Eisch, a premium wine glass maker, lost a lawsuit in German court because German judges don't have good palates.
I know -- I taste-tested the product in question, and despite what the German court says, it is different.
Here's the background.
Eisch, a small family-owned German company, makes a glass it calls "breathable," which it claims aerates wine in two to four minutes. Riedel, the Austrian glass giant that recently swallowed Spiegelau, sued, saying that Eisch's claims were false advertising.
Eisch lost the case in January, but the news just surfaced this week. I suppose Eisch had no interest in publicizing its loss and Riedel didn't want to trumpet its win, because to do so would have meant giving publicity to its much smaller rival.
According to Tim Teichgraeber, the court found that the flavors of wine in the Eisch breathable glass did not differ from an ordinary glass, "neither in a food chemistry analysis nor in a gustation (tasting) test carried out by experienced wine tasters."
I'd like to know which tasters the court called on. Michael Franz, my editor at Wine Review Online, and I did blind taste tests of Eisch's breathable glass last year, and we both found that wine, sake, Cognac and coffee all tasted considerably different than when served in comparably shaped non-breathable glass.
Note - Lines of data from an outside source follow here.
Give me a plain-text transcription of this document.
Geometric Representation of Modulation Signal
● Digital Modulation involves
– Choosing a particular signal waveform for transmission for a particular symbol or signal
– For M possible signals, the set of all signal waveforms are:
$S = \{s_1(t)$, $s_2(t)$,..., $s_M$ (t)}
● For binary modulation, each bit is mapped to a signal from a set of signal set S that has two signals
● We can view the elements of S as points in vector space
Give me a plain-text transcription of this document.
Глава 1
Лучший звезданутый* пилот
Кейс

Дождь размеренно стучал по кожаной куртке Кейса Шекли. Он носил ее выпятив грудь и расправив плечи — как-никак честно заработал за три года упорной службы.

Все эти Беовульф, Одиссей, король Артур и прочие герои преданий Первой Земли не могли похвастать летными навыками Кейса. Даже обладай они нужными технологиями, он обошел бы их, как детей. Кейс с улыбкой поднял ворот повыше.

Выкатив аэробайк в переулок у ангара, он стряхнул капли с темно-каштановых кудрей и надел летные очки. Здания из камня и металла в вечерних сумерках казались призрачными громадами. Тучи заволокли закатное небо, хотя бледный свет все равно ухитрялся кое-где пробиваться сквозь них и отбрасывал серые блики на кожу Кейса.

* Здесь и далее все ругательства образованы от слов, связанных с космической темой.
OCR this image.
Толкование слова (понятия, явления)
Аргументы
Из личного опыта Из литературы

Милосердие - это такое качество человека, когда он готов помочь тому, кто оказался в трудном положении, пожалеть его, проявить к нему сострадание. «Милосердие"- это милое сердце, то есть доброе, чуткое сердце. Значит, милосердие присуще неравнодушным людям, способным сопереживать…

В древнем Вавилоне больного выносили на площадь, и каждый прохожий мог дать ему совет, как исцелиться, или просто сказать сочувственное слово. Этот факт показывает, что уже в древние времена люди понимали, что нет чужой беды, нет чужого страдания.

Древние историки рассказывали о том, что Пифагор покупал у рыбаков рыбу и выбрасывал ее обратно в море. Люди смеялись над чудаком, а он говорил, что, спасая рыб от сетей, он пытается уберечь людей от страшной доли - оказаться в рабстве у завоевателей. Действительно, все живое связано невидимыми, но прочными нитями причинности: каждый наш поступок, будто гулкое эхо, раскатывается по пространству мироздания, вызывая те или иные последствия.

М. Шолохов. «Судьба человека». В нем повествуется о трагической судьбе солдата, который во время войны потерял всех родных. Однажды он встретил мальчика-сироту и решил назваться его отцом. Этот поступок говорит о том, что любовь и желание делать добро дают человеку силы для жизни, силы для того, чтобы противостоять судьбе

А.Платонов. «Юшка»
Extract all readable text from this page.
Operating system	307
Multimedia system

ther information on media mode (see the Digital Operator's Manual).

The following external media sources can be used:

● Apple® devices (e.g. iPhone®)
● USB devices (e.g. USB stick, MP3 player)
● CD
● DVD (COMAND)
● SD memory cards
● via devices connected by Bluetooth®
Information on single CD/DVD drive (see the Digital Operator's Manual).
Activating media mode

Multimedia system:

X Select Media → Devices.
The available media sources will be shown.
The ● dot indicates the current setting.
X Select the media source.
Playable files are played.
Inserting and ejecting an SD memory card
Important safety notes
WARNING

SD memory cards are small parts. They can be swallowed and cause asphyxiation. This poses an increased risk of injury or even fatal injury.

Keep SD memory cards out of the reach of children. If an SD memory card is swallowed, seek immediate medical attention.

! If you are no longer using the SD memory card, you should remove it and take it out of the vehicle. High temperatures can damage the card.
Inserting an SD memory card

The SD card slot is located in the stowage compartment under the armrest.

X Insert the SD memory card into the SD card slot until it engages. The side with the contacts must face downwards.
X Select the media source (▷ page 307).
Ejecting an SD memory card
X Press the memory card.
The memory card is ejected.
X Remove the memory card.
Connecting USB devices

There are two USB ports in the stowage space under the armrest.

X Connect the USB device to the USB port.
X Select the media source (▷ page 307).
Michael wrote a column on the test. I did not because my results differed from his in an important way. Michael nearly always preferred the breathable glass. I always found the tastes to be different, usually significantly, but nearly half the time I preferred the non-breathable glass. I chalk that up to palate preference. Michael is in Baltimore (go Orioles!), but I live in California. Perhaps I like my wines fresher and less aerated (even though I wrote this on the topic last year.)
In any case, Michael and I walked away from the test in disagreement about what tasted best, but in complete agreement that the Eisch breathable glass made a difference. So I'd like to know which tasters the German court called on.
In fairness, Eisch hurt its case by refusing to release any details of what exactly makes its glass "breathable." Company president Eberhard Eisch claimed he was in a tough spot: if he released his technology to appease the court, Riedel could easily copy it. Eisch said that was the reason he hadn't applied for a patent. It's plausible, but not an argument a court is likely to sympathize with.
Eisch won't have to pay damages, but will have to pay Riedel's court costs -- which could be substantial -- and stop advertising the "breathable glass." Perhaps at this point Eisch will come forward with a technical explanation. Or maybe they'll drop the whole thing.
In the meantime, if you find an Eisch glass with a little Nike-like swoosh beneath the company's name, that used to mean "breathable." Now it just means swoosh.
Thanks Gray for a fairly written blog post. As you know, my PR agency represents Eisch in the U.S.
ReplyDeleteThe fact is that Eisch agreed to change the terminology they use to describe the benefits provided by their glasses, which they have renamed Sensis-plus. In the legal and technical milieu of the German Courts, they could not prove that this glass does, in technical fact, breathe.
Eisch has not disclosed the proprietary technology used to produce these glasses to German courts, their competitors, or anyone else for that matter. It was developed internally and is not for sale.